In generale, è comunque importante che i genitori prestino attenzione al modo in cui il figlio/a si rapporta alla propria immagine corporea e all’alimentazione. Questi i parametri generali per valutare il modo con cui vive il rapporto col cibo:

  • il mangiare è vissuto con gioia, o al contrario con sospetto, come un elemento nocivo che fa perdere la stima di sé?
  • il bambino/ragazzo organizza intorno all’alimentazione dei rituali, come l’isolamento, lo spezzettare il cibo in tante piccole parti, con l’idea che “scivoli giù” meglio, o il nascondere il cibo in luoghi segreti?
  • la stima di sé è veicolata esclusivamente dall’immagine corporea?
  • il bambino/ragazzo mette in atto condotte di eliminazione (vomito autoindotto)?
  • il bambino/ragazzo controlla ossessivamente il peso sulla bilancia e si rifiuta di raggiungere un peso nella norma?
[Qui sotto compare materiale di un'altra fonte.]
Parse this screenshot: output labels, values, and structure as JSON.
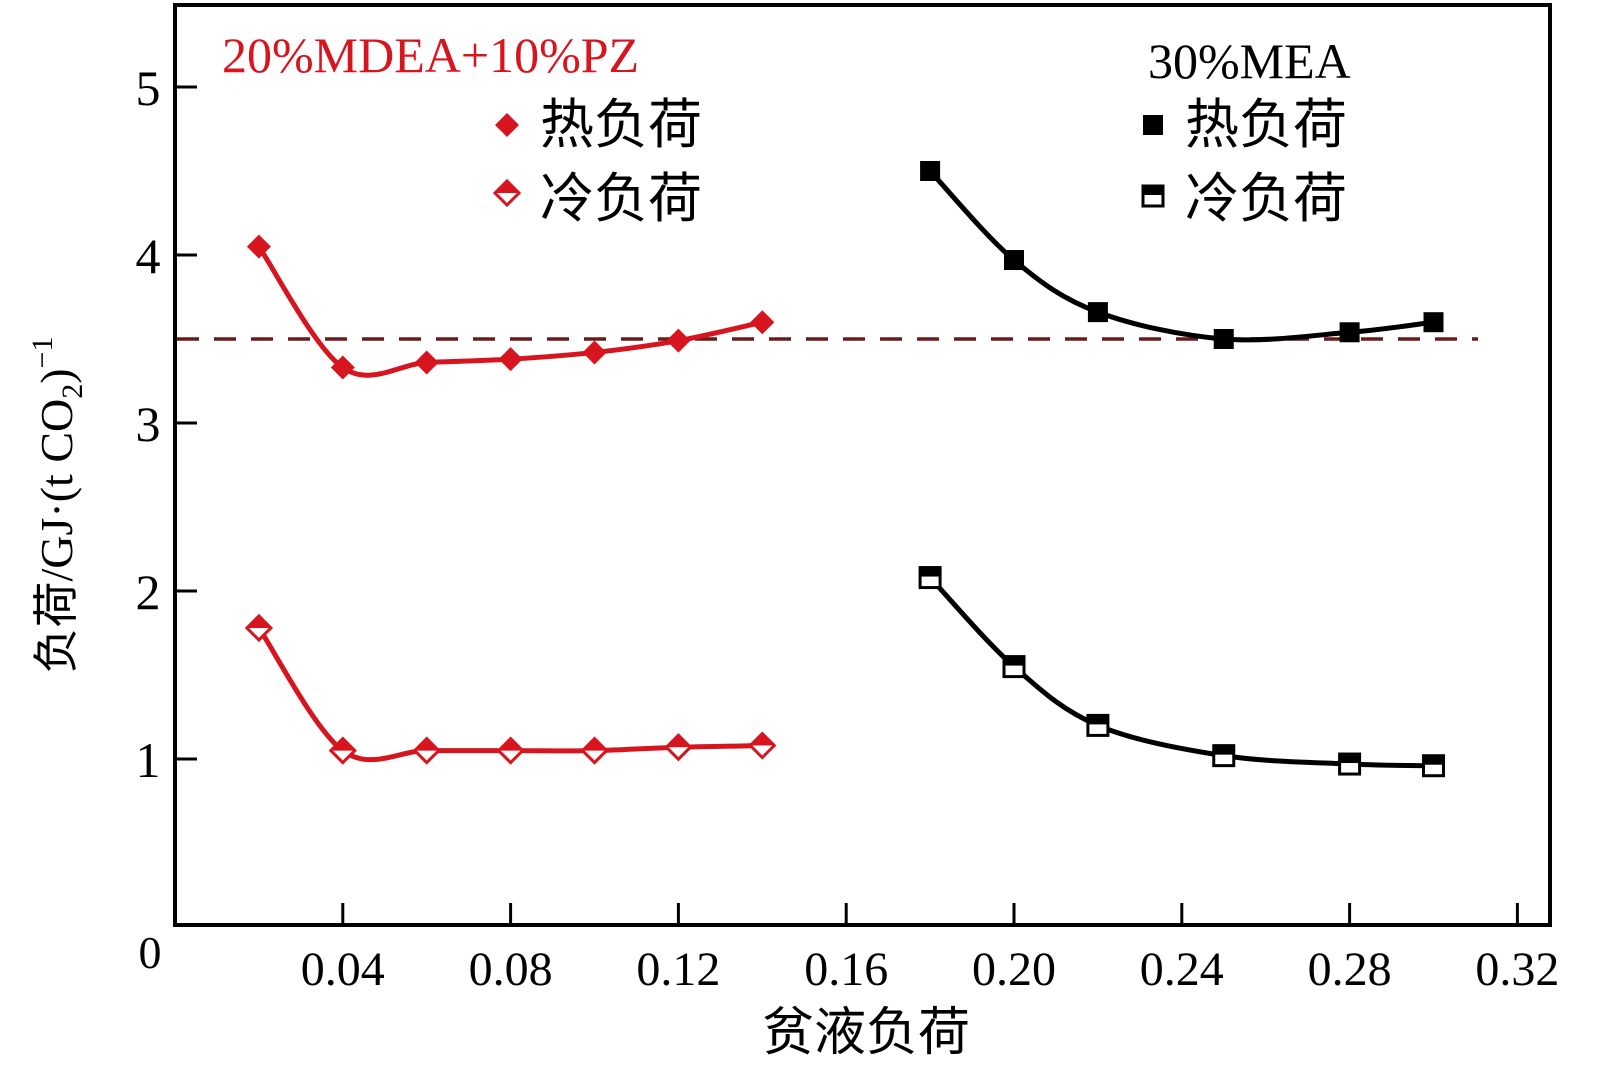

Sintomi fisici dell’anoressia conclamata

Dal punto di vista clinico, i sintomi dell’anoressia sono facili da identificare. Anzitutto, il dimagrimento, che può raggiungere una riduzione del peso iniziale del 15 o 20% (una ragazzina di 55 chili può perderne 8 o anche di più in poche settimane). Il dimagrimento è tuttavia in genere socialmente ben accetto e fonte di complimenti e incoraggiamenti, così le prime fasi della perdita di peso si consumano spesso in un clima di generale tranquillità. Quando però alla perdita di peso si accompagna l’amenorrea (l’assenza di mestruazioni), secondo principale sintomo dell’anoressia e campanello che di solito fa scattare l’allarme, la malattia ha già raggiunto uno stadio avanzato. A questo si accompagna:

  • bassa temperatura corporea;
  • bradicardia;
  • fragilità di unghie e capelli;
  • osteopenia;
  • ipotensione;
  • pelle secca.

Altri comportamenti abbastanza sintomatici sono associati a questa malattia:

  • l’adolescente s’impegna a fondo nello studio e, in maniera più generale, nella sfera intellettuale, colme la classica “bambina modello”;
  • spesso triste e irritabile, si disinteressa della vita affettiva e preferisce l’isolamento alle prime emozioni dell’amore;
  • ricorre ad altri mezzi per controllare il proprio peso: lassativi o diuretici, una pratica sportiva intensa o anche il vomito indotto (il 50% circa degli anoressici attraversa crisi di bulimia).

Nonostante la visibilità dei sintomi, raramente l’anoressia viene dunque affrontata fin dalle prime manifestazioni. Passano spesso due o tre anni prima della consultazione, ma più la malattia avanza, più i disturbi aumentano e più il processo della guarigione diventa difficile. L’anoressia assomiglia a una vera e propria droga, che poco a poco non lascia spazio a nessun altro centro di interesse, mentre tutta la vita si organizza intorno alla dipendenza.

Non sono pochi gli anoressici che muoiono a causa delle conseguenze della malattia, ma se si intraprende una terapia specifica, dopo 4 anni di cure, in media il 75% dei pazienti anoressici non presenta più nessun sintomo maggiore della malattia. Più l’intervento terapeutico è precoce , più i risultati sono positivi. Ecco perché quando si è di fronte a un’adolescente che dimagrisce e non ha più le mestruazioni, non bisogna esitare a consultare immediatamente un medico specializzato nei disturbi del comportamento alimentare.